Full example: Training¶
This example is a full training process for a very basic agent capable of
navigating trivial mazes.
Under the hood, it uses a
TabularController to map discrete
states to discrete actions.
Only the most important pieces of the code will be presented here, with the
reader being redirected to the examples/q_learning.py for the unabridged sources.
Configuration¶
10ALPHA, GAMMA = 0.1, 0.5
11FOLDER = pathlib.Path("tmp/demos/q_learning/")
12ROBOT = Robot.BuildData(inputs=InputType.DISCRETE, outputs=OutputType.DISCRETE)
Here, we use the verbose version of the
BuildData initializer to also specify what
kind of controller it will use and to provide the necessary parameters.
We rely on the simulation to give the list of possible discrete actions and
set the exploration rate and seed for the controller’s random number generator.
The inputs and outputs are specified via the corresponding enumerations instead of single
characters for increased readability.
Training loop¶
- The training process itself, detailed below, mostly boils down to three things:
pick training (and evaluation) maze(s)
create a controller
simulate a lot of episodes and apply the appropriate training operator
18 maze_data = Maze.BuildData(
19 width=20, height=20, seed=16, unicursive=True, p_lure=0, p_trap=0
20 )
This time around, we use the explicit initializer for the
BuildData.
22 train_mazes = [
23 Maze.generate(maze_data.where(start=start)) for start in StartLocation
24 ]
We then tweak it slightly to get different maze for the agents to be evaluated in so that we can ensure some small measure of generalized performance.
26 maze_data = maze_data.where(seed=14)
27 print("Evaluating with maze:", maze_data.to_string())
The robot data is used to instantiate one of the builtin controller to which we provide specific arguments. Using that same robot data we create a simulation with any one maze.
32 policy = TabularController(robot_data=ROBOT, epsilon=0.1, seed=0)
33 simulation = Simulation(train_mazes[0], ROBOT)
Then for a certain number of episodes:
49 for i in range(n):
50 simulation.reset(train_mazes[i % len(train_mazes)])
51 t_reward = q_train(simulation, policy)
52 steps[0] += simulation.timestep
we let the agent experience a maze and learn from it …
56 e_rewards, en_rewards = [], []
57 for em in eval_mazes:
58 simulation.reset(em)
… while also monitoring its performance on unseen mazes.
Learning¶
88def q_train(simulation, policy):
89 state = simulation.generate_inputs().copy()
90 action = policy(state)
91
92 while not simulation.done():
93 reward = simulation.step(action)
94 state_ = simulation.observations.copy()

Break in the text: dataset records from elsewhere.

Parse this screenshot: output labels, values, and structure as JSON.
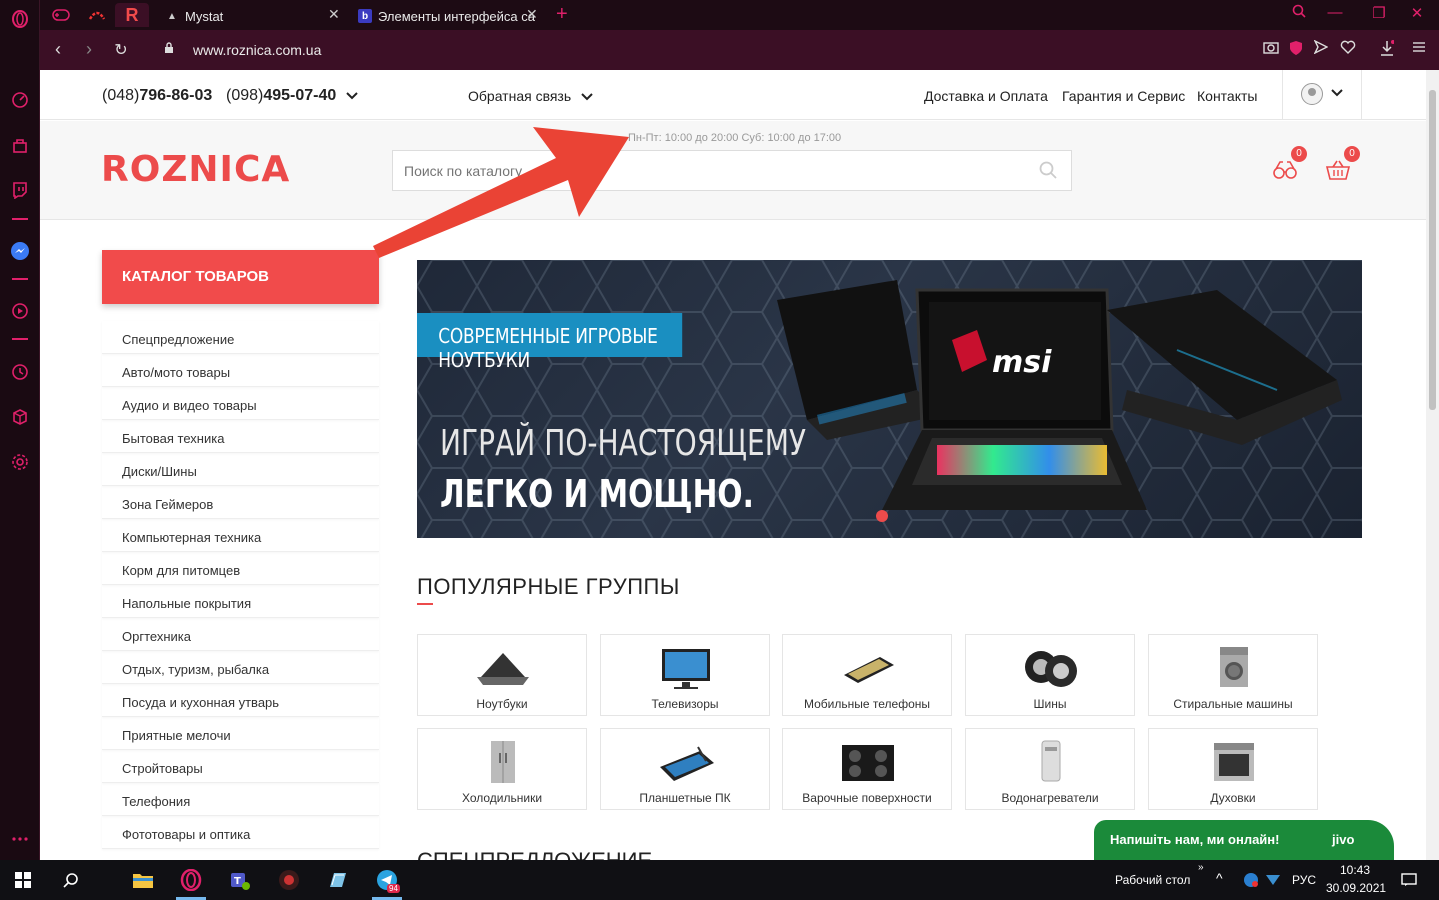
{
  "browser": {
    "tabs": [
      {
        "label": "Mystat"
      },
      {
        "label": "Элементы интерфейса са"
      }
    ],
    "new_tab": "+",
    "url": "www.roznica.com.ua",
    "active_pin": "R"
  },
  "site": {
    "phone1_code": "(048)",
    "phone1_num": "796-86-03",
    "phone2_code": "(098)",
    "phone2_num": "495-07-40",
    "feedback": "Обратная связь",
    "links": [
      "Доставка и Оплата",
      "Гарантия и Сервис",
      "Контакты"
    ],
    "logo": "ROZNICA",
    "hours": "Пн-Пт: 10:00 до 20:00 Суб: 10:00 до 17:00",
    "search_placeholder": "Поиск по каталогу",
    "compare_count": "0",
    "cart_count": "0",
    "catalog_button": "КАТАЛОГ ТОВАРОВ",
    "categories": [
      "Спецпредложение",
      "Авто/мото товары",
      "Аудио и видео товары",
      "Бытовая техника",
      "Диски/Шины",
      "Зона Геймеров",
      "Компьютерная техника",
      "Корм для питомцев",
      "Напольные покрытия",
      "Оргтехника",
      "Отдых, туризм, рыбалка",
      "Посуда и кухонная утварь",
      "Приятные мелочи",
      "Стройтовары",
      "Телефония",
      "Фототовары и оптика"
    ],
    "banner": {
      "ribbon": "СОВРЕМЕННЫЕ ИГРОВЫЕ НОУТБУКИ",
      "line1": "ИГРАЙ ПО-НАСТОЯЩЕМУ",
      "line2": "ЛЕГКО И МОЩНО.",
      "brand": "msi"
    },
    "popular_title": "ПОПУЛЯРНЫЕ ГРУППЫ",
    "groups": [
      "Ноутбуки",
      "Телевизоры",
      "Мобильные телефоны",
      "Шины",
      "Стиральные машины",
      "Холодильники",
      "Планшетные ПК",
      "Варочные поверхности",
      "Водонагреватели",
      "Духовки"
    ],
    "special_title": "СПЕЦПРЕДЛОЖЕНИЕ",
    "chat_text": "Напишіть нам, ми онлайн!",
    "chat_brand": "jivo"
  },
  "taskbar": {
    "desktop_label": "Рабочий стол",
    "lang": "РУС",
    "time": "10:43",
    "date": "30.09.2021",
    "telegram_badge": "94"
  },
  "colors": {
    "accent": "#ec4b4b",
    "opera": "#e0206a",
    "banner_ribbon": "#1a8fc1",
    "chat": "#1b8a3a"
  }
}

95 action_ = policy(state)
96 policy.q_learning(
97 state, action, reward, state_, action_, alpha=ALPHA, gamma=GAMMA
98 )
99 state, action = state_, action_
100
101 return simulation.robot.reward
In the training process, we can no longer use the helpful
run() function to encapsulate everything as we need
to correlate actions to rewards.
Instead we apply the policy to the current state to get an action.
This action is then used to
step() the simulation, resulting in a
reward that we can feed back to the policy.
The builtin TabularController has
both sarsa and q-learning natively implemented the latter being used here to
drive the learning process.
Evaluating¶
104def q_eval(simulation, policy):
105 action = policy.greedy_action(simulation.observations)
106 while not simulation.done():
107 simulation.step(action)
108 action = policy.greedy_action(simulation.observations)
109
110 return simulation.robot.reward
In essence, evaluating the performance of an agent on non-training mazes is
very similar to the training process except that we make sure to never use
exploration.
Thus we instead ask the tabular policy to only use
greedy_action().
Generalization¶
113def evaluate_generalization(policy):
114 policy.epsilon = 0
115 rng = random.Random(0)
116
117 n = 1000
118 rewards = []
119
120 print()
121 print("=" * 80)
122 print("Testing for generalization")
123
124 print("\n-- Navigation", "-" * 66)
125 _log_format = "\r[{:6.2f}%] normalized reward: {:.1g} for {}"
126
127 for i in range(n):
128 maze_data = Maze.BuildData(
129 width=rng.randint(10, 30),
130 height=rng.randint(10, 20),
131 seed=rng.randint(0, 10000),
132 unicursive=True,
133 start=rng.choice([sl for sl in StartLocation]),
134 p_lure=0,
135 p_trap=0,
136 )
137 maze = Maze.generate(maze_data)
138 simulation = Simulation(maze, ROBOT)
139 simulation.run(policy)
140 reward = simulation.normalized_reward()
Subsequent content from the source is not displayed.